11-07-2025
- Entertainment
- Indian Express
CBFC's overreach in ‘Janaki v/s State of Kerala' is a preemptive capitulation to the mob
It is a real-life courtroom drama that the makers of Malayalam film Janaki v/s State of Kerala did not account for: Centred on a rape survivor's pursuit of legal justice, the Suresh Gopi-Anupama Parameswaran movie, which was slated for a June 27 release, found itself ranged against the overreaching arm of the Central Board of Film Certification (CBFC). The Board refused its certification on the ground that it was inappropriate and inflammatory for a character portrayed as a sexual-violence survivor to bear a name with mythological associations, and to be cross-examined in court by a character of another faith. After legal intervention, a compromise has been reached. The filmmakers have agreed to insert an initial before the protagonist's name in exchange for only two of the 96 cuts demanded. But the episode is troubling. It signals a dangerous narrowing of artistic spaces. It is also a reminder of how the CBFC, whose remit is to classify films, not censor them, repeatedly strays into moral and political gatekeeping.

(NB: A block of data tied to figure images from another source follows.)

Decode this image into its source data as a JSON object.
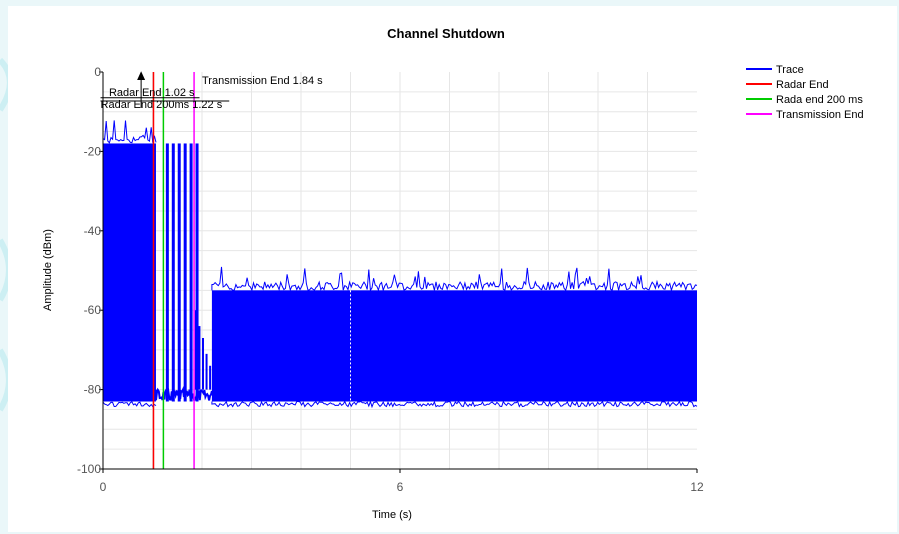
{
  "chart_data": {
    "type": "line",
    "title": "Channel Shutdown",
    "xlabel": "Time (s)",
    "ylabel": "Amplitude (dBm)",
    "xlim": [
      0,
      12
    ],
    "ylim": [
      -100,
      0
    ],
    "xticks": [
      0,
      6,
      12
    ],
    "yticks": [
      0,
      -20,
      -40,
      -60,
      -80,
      -100
    ],
    "grid": true,
    "legend_position": "right",
    "series": [
      {
        "name": "Trace",
        "color": "#0000ff",
        "segments": [
          {
            "x": [
              0.0,
              1.07
            ],
            "floor": -83,
            "peak": -18,
            "style": "dense-fill"
          },
          {
            "x": [
              1.07,
              2.2
            ],
            "floor": -80,
            "style": "baseline",
            "bursts_x": [
              1.3,
              1.42,
              1.54,
              1.66,
              1.78,
              1.9
            ],
            "burst_peak": -18
          },
          {
            "x": [
              1.84,
              2.2
            ],
            "floor": -80,
            "style": "decay-spikes",
            "spike_peaks": [
              -60,
              -64,
              -67,
              -71,
              -74
            ]
          },
          {
            "x": [
              2.2,
              12.0
            ],
            "floor": -83,
            "peak": -55,
            "style": "dense-fill"
          }
        ]
      },
      {
        "name": "Radar End",
        "color": "#ff0000",
        "type": "vline",
        "x": 1.02
      },
      {
        "name": "Rada end 200 ms",
        "color": "#00cc00",
        "type": "vline",
        "x": 1.22
      },
      {
        "name": "Transmission End",
        "color": "#ff00ff",
        "type": "vline",
        "x": 1.84
      }
    ],
    "annotations": [
      {
        "text": "Radar End 1.02 s",
        "x": 1.02,
        "y": -5
      },
      {
        "text": "Radar End 200ms 1.22 s",
        "x": 1.22,
        "y": -8
      },
      {
        "text": "Transmission End 1.84 s",
        "x": 1.84,
        "y": -2
      }
    ]
  }
}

Janaki… joins a long list of films — Lipstick Under My Burkha (2016), Padmaavat (2018), and more recently, L2: Empuraan — that have faced similar interference under the pretext of preserving public order or avoiding offence. Sitaare Zameen Par was released after five changes, including the addition of a quote by the Prime Minister in the opening disclaimer. The CBFC's entanglement with identity politics — religious, regional, or patriarchal — points to a deeper institutional malaise. Over the years, the Board's role has mutated to control, often wielding its power to appease real and imagined fringe sensitivities rather than upholding and expanding spaces for artistic liberty. In trying to pre-empt hypothetical offence, it reinforces a culture where free expression is contingent on the veto of the most easily outraged. This poses a dual threat: Not only are filmmakers forced into a regressive self-censorship, as was the case with the makers of L2: Empuraan, but audiences, too, are denied mature engagement with difficult ideas. The Kerala High Court, while hearing the case, asked pertinent questions: 'Has anyone complained about the name Janaki? Whose sentiments are being hurt? Has anyone actually raised an objection?' and 'Now you will dictate to directors and artists which names they should use and which stories they should tell…''
A defining feature of a mature democracy is a cultural framework that trusts people to engage with complexity. Art thrives in discomfort, dissent, provocation and debate. The CBFC must remember its job is to classify cinema — and then get out of the way.